There are some errors in the book. For example, in the prepublication copy reviewed, the author offers some explanations as to why developing individuals might be more sensitive to xenobiotic exposures than newborns or young children. First among these is that detoxification mechanisms do not develop until after birth. This is factually incorrect.
Through most of the book, Krimsky succeeds in striking a balance among differing views of specific issues that are part of the hypothesis. There is a subtle bias, however, that is most evident in the concluding chapter. Here Krimsky views the endocrine disrupter hypothesis as contributing to an entirely new way of thinking about chemical effects. He also refers to the “hypothesis,” the term used throughout most of the book, as a theory, thus raising its factual status; and he criticizes those who regard it as a hypothesis only.
On the last page of the text, Krimsky asserts that “The fact that a particular chemical or a particular species fails to corroborate one mechanism does not invalidate the utility of the general framework but suggests . . . mechanistic variations of signaling transductions by xenobiotics.” Certainly this is true, but if different mechanisms might be involved, does it make sense to lump effects together under a term that implies related mechanisms? An example appears in an earlier section regarding cognitive function, where Krimsky says that “Although no mechanism has been proposed to account for the cognitive and developmental effects associated with exposure to PCBs, . . . factors suggest increased vulnerability of fetuses to low level xenobiotic exposure, which is consistent with other findings associated with the environmental endocrine hypothesis.” To me, this implies that any developmental effect might be associated with the endocrine disrupter hypothesis, even in the absence of mechanistic information that might link the effect in question to disruption of an endocrine system. The effects might just as well occur through other toxicological processes that do not primarily involve the endocrine system. Obviously, proving the mechanism(s) and the causal agent(s) is important to health, with or without the endocrine disrupter hypothesis.

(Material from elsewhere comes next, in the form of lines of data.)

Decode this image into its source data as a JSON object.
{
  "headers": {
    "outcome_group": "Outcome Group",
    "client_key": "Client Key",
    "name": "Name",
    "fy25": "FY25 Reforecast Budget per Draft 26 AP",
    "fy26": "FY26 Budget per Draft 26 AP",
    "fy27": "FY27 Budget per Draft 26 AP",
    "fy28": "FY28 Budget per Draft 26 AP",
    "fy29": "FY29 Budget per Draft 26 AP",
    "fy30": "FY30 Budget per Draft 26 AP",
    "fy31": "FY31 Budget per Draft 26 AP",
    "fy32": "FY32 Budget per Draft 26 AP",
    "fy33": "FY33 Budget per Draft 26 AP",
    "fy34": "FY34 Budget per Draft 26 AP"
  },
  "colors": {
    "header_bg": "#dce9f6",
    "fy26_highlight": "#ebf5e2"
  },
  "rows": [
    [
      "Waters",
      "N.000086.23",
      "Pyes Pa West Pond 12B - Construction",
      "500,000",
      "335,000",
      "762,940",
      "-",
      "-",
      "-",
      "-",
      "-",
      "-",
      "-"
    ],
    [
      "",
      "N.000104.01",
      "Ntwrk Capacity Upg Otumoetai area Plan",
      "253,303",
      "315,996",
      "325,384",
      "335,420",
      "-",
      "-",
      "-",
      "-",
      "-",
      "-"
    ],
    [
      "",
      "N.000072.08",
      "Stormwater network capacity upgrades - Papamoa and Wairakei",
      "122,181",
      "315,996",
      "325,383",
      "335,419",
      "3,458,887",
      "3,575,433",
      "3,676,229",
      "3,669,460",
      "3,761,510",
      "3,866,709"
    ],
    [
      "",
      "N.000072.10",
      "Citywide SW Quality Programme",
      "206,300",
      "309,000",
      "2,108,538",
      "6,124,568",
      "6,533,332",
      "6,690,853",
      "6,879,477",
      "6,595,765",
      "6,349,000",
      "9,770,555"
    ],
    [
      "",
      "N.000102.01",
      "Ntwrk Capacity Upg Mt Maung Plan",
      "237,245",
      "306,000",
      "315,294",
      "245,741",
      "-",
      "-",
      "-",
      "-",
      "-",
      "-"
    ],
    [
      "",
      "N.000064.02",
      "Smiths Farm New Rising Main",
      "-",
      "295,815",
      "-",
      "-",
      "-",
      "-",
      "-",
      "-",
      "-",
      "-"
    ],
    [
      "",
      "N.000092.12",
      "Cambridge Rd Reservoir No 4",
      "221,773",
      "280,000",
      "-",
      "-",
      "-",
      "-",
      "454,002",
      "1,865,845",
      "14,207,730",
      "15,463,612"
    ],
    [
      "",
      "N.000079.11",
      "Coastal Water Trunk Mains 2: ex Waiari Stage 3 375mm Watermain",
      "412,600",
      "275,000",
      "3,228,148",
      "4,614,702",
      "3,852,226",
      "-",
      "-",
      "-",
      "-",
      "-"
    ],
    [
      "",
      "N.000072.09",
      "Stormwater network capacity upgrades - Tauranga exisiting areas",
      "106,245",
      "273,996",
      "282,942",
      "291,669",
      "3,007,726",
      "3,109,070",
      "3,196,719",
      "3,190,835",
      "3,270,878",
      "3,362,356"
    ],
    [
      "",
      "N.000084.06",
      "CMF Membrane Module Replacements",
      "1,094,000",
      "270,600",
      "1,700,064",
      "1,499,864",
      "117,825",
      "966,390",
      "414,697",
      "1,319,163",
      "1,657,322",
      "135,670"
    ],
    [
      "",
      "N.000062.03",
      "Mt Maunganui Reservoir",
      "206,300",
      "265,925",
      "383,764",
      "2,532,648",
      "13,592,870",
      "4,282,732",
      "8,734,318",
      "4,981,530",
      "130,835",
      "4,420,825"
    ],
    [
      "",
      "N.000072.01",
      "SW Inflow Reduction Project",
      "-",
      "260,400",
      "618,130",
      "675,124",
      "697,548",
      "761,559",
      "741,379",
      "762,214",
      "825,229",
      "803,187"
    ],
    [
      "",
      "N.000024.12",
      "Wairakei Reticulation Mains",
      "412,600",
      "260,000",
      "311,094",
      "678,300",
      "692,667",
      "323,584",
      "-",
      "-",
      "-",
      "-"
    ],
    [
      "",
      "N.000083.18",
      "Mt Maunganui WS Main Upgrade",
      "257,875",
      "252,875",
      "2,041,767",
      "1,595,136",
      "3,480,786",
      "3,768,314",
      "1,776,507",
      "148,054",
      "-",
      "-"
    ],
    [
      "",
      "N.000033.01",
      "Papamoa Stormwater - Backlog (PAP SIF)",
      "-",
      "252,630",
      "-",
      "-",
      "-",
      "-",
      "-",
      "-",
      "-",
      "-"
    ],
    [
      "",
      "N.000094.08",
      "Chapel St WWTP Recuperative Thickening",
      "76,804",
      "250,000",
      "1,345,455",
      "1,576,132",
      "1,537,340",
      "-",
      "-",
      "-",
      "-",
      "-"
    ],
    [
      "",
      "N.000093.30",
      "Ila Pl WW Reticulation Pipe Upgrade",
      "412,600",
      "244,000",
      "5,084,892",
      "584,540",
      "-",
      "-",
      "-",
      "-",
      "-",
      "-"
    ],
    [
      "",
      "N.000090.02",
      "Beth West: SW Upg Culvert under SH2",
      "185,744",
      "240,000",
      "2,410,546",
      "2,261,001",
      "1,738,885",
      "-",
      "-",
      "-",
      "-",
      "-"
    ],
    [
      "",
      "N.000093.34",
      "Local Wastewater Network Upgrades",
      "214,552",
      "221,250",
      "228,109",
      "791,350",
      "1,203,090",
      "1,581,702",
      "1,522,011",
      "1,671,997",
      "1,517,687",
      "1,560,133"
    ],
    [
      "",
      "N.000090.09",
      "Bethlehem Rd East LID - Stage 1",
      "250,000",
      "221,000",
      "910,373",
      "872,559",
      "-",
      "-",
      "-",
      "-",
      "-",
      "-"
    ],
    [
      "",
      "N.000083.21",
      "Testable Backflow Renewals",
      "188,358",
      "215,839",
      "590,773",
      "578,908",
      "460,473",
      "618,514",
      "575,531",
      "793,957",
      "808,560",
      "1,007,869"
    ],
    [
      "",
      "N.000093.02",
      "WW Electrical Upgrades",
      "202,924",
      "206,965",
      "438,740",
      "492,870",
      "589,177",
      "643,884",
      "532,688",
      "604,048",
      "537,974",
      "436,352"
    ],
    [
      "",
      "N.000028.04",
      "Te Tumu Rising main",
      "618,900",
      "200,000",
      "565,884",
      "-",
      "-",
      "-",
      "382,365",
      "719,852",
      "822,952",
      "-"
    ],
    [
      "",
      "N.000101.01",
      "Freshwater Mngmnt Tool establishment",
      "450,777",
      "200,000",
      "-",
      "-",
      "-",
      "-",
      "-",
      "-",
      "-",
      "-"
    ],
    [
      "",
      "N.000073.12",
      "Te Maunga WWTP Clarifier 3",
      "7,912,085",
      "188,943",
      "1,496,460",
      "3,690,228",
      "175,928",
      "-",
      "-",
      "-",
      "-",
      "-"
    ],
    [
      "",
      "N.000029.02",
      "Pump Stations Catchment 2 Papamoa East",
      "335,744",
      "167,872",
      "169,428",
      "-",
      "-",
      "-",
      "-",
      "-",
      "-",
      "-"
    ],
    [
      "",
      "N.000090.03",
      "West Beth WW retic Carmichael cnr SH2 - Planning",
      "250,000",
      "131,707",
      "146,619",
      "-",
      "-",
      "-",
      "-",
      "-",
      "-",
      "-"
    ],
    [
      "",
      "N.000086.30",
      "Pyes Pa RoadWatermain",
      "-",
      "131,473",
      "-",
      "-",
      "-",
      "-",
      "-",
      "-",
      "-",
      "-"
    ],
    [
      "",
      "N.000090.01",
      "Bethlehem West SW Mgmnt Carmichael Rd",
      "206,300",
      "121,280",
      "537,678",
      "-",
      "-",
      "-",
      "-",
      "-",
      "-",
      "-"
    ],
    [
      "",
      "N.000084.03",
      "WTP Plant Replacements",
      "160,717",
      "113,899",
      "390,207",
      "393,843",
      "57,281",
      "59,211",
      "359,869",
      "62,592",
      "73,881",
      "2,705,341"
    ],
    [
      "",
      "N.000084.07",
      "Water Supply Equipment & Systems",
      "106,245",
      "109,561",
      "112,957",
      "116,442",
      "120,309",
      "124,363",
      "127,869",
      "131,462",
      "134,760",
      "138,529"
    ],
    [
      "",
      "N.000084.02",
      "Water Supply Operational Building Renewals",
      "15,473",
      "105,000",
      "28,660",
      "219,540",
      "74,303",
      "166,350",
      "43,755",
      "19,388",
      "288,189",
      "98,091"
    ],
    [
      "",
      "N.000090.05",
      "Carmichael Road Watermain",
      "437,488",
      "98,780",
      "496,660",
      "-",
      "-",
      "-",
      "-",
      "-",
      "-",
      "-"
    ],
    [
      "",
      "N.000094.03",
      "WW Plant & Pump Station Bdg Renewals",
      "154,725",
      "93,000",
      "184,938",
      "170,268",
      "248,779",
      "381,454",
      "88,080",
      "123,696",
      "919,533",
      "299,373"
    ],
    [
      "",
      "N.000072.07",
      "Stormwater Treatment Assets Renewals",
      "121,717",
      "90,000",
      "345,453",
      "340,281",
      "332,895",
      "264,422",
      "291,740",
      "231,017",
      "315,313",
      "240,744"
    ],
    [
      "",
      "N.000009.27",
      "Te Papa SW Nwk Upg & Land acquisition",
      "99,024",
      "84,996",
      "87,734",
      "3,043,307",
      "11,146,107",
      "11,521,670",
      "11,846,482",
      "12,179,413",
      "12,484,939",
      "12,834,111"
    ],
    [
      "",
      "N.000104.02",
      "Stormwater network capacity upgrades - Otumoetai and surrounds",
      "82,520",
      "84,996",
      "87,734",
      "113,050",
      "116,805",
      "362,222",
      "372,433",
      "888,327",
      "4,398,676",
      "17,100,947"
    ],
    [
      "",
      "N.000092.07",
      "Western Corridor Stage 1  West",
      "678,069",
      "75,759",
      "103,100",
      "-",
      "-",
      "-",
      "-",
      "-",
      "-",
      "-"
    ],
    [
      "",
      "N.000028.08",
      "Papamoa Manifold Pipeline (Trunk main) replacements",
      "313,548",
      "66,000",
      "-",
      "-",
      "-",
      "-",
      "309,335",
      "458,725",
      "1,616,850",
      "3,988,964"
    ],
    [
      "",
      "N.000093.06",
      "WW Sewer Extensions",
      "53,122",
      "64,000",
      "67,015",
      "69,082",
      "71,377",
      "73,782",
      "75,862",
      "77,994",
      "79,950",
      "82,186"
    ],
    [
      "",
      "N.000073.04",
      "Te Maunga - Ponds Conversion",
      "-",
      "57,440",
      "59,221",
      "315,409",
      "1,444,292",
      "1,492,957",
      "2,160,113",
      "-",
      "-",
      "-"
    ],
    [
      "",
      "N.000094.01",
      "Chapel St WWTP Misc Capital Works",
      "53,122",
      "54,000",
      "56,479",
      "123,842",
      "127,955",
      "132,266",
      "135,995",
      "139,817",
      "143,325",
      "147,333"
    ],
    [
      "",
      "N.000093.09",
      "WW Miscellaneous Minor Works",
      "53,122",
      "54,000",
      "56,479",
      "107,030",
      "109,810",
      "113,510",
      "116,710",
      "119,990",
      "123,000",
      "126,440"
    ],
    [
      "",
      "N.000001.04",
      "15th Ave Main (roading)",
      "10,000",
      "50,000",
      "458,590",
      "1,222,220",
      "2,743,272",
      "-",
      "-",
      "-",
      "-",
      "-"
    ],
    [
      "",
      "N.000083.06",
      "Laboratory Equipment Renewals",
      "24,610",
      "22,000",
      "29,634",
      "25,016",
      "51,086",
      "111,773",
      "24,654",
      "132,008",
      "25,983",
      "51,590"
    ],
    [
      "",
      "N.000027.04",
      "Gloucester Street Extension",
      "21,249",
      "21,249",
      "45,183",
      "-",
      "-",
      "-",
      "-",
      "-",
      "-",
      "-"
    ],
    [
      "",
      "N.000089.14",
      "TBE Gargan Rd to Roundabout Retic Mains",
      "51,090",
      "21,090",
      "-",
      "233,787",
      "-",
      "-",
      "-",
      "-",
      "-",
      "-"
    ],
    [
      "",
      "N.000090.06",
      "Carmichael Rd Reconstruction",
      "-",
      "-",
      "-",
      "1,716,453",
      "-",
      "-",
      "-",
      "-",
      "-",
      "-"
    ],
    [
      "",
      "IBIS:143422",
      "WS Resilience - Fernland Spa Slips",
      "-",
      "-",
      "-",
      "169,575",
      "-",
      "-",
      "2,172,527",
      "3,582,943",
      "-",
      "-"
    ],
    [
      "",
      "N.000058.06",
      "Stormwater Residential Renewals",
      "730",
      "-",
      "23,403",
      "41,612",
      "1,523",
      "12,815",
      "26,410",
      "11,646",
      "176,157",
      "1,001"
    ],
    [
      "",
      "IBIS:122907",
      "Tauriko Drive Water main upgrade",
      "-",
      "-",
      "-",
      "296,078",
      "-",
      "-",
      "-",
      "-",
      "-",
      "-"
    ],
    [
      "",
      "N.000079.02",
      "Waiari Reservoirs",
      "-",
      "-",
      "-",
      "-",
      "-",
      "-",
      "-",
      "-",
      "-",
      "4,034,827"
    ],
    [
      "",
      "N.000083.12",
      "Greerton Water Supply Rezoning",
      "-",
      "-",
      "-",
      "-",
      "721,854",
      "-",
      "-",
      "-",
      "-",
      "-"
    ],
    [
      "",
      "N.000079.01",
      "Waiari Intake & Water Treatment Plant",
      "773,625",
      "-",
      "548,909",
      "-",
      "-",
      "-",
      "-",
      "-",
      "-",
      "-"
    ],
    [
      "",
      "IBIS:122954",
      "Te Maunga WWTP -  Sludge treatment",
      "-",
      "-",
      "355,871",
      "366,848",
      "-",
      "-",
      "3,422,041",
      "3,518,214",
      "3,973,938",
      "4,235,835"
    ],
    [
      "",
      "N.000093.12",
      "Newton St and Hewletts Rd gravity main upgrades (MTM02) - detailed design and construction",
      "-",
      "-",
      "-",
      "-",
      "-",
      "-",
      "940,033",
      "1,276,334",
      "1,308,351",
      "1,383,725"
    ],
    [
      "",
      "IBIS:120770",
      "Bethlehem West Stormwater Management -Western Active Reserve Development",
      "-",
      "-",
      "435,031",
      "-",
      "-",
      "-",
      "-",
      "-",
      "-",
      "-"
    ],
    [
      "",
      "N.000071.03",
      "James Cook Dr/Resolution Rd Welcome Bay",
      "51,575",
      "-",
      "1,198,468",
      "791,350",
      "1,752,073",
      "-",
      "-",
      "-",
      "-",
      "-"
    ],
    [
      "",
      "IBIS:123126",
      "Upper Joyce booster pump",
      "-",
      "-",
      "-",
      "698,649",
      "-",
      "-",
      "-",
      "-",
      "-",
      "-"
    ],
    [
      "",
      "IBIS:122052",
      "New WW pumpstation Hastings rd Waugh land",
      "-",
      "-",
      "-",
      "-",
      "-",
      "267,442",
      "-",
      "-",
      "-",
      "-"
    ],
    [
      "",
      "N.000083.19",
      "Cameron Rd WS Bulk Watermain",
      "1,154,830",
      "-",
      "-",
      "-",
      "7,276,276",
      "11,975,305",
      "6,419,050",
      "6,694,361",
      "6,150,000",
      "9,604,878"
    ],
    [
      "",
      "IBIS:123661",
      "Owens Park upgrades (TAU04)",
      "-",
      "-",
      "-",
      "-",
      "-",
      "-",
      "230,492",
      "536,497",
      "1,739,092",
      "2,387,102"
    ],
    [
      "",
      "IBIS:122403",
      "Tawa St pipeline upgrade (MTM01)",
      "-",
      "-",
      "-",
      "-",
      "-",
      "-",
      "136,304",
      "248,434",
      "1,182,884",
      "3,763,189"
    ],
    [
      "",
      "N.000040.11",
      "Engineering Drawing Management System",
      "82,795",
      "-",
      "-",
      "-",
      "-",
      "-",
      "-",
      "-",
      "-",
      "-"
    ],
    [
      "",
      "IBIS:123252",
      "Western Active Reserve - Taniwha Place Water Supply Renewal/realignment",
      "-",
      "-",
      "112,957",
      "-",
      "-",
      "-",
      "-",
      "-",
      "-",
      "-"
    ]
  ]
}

If a supposed endocrine effect results from some non-endocrine mechanism, it does not necessarily mean that the endocrine disrupter “hypothesis” is diminished, as Krimsky correctly asserts. But does it mean that the hypothesis needs to be stated more carefully? Probably. Given the untidy nature of the terminology, it is surprising that Krimsky seems almost disdainful of the NRC committee’s use of the term “hormonally active agents” as an alternative to endocrine disrupters. He fails to mention that the committee’s careful search for another term was undertaken largely because endocrine disrupter is not a neutral term but instead presumes an adverse effect.
Few issues in science have galvanized so many so quickly, and Krimsky has accomplished the difficult task of chronicling the history of this contentious idea without being drawn too far into the fray. Minor problems in no way diminish my enthusiasm for this book. It is full of insights that apply not only to how we consider endocrine disrupters but also are equally important in environmental toxicology in general. Indeed, as a detailed case study, the book could well form the basis for a course dealing with environmental toxicology issues.